The same flaw causes the data record to be misread, thus injecting the wrong data into memory, dooming the bootstrap operation. I haven't yet figure out the cause but will continue to study everything I can until I figure this out.
TI OP AMP EVALUATION GEAR
I attended a one day class at Texas Instruments on designing with op amps - intended for engineers who knew the basics and were designing with them already, but who needed to understand deeper issues such as stability, noise and distortion that weren't clear from the idealized model of an op amp that is used in most textbooks. My friend George from the 1401 Restoration Team also attended.
Part of the course was a board with several types of circuits installed and plug-in modules to try out different op amp part numbers. One could inject various signals to the op amps and watch the results on a scope, to reinforce the lessons of the class. They provided a discount to buy the board for home use.
I have a Digilent Analog Discovery which provides function generators, oscilloscopes and other bench tools to drive and display the op amp results, similar to the NI Virtual Bench used in the TI class but much less expensive. I set it up to experiment further with the op amps.

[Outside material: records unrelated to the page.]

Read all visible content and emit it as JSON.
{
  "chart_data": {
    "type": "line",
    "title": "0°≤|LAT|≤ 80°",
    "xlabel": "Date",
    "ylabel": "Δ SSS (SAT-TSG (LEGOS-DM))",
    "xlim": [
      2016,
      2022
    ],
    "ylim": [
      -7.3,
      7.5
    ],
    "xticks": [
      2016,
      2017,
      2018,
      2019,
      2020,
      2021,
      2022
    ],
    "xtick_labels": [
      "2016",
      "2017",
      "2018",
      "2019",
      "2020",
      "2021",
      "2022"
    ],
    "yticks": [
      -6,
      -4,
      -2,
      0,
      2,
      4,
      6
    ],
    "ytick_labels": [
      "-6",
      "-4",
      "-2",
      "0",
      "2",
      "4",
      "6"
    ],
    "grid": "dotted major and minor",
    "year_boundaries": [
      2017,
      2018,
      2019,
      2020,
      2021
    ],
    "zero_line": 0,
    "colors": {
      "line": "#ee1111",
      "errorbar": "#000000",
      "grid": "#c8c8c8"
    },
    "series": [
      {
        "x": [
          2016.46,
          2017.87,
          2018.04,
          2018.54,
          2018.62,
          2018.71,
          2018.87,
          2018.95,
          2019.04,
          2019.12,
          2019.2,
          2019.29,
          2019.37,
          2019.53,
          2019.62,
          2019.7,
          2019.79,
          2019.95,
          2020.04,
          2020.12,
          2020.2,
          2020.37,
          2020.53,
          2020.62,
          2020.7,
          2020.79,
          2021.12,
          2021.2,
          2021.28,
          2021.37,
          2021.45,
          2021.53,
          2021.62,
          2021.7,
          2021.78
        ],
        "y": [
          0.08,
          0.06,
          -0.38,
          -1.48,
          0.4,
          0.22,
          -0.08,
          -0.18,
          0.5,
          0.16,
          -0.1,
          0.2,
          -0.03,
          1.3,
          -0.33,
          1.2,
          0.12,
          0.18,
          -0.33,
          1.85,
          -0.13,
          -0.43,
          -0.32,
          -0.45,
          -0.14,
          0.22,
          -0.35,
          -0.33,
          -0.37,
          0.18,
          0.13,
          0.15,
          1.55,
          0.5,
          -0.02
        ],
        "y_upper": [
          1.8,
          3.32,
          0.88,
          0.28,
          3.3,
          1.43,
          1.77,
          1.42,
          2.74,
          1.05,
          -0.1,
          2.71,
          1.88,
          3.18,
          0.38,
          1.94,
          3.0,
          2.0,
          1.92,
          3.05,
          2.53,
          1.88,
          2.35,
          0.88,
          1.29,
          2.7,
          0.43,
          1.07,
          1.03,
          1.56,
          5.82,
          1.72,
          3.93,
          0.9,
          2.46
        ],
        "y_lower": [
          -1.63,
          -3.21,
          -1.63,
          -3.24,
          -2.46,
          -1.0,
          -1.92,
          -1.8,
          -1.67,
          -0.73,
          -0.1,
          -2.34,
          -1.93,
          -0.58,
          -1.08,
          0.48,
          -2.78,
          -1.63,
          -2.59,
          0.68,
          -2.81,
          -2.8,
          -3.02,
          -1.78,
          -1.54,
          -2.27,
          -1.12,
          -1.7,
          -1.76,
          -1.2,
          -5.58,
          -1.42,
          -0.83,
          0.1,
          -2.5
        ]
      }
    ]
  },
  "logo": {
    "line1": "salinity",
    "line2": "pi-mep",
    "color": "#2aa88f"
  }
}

Another discount from TI gave us six other op amps for use in evaluation. I naively assumed these were premounted on the daughtercards just like the ones supplied with the test board, but instead I received six small SOT-23 chips and a set of empty PCBs to solder them to.
Thus, I had to haul out the stereo microscope to solder these in place, before I could make use of these new op amps on the board. As well, it takes special clamps and tweezers and the steady hand I no longer reliably have.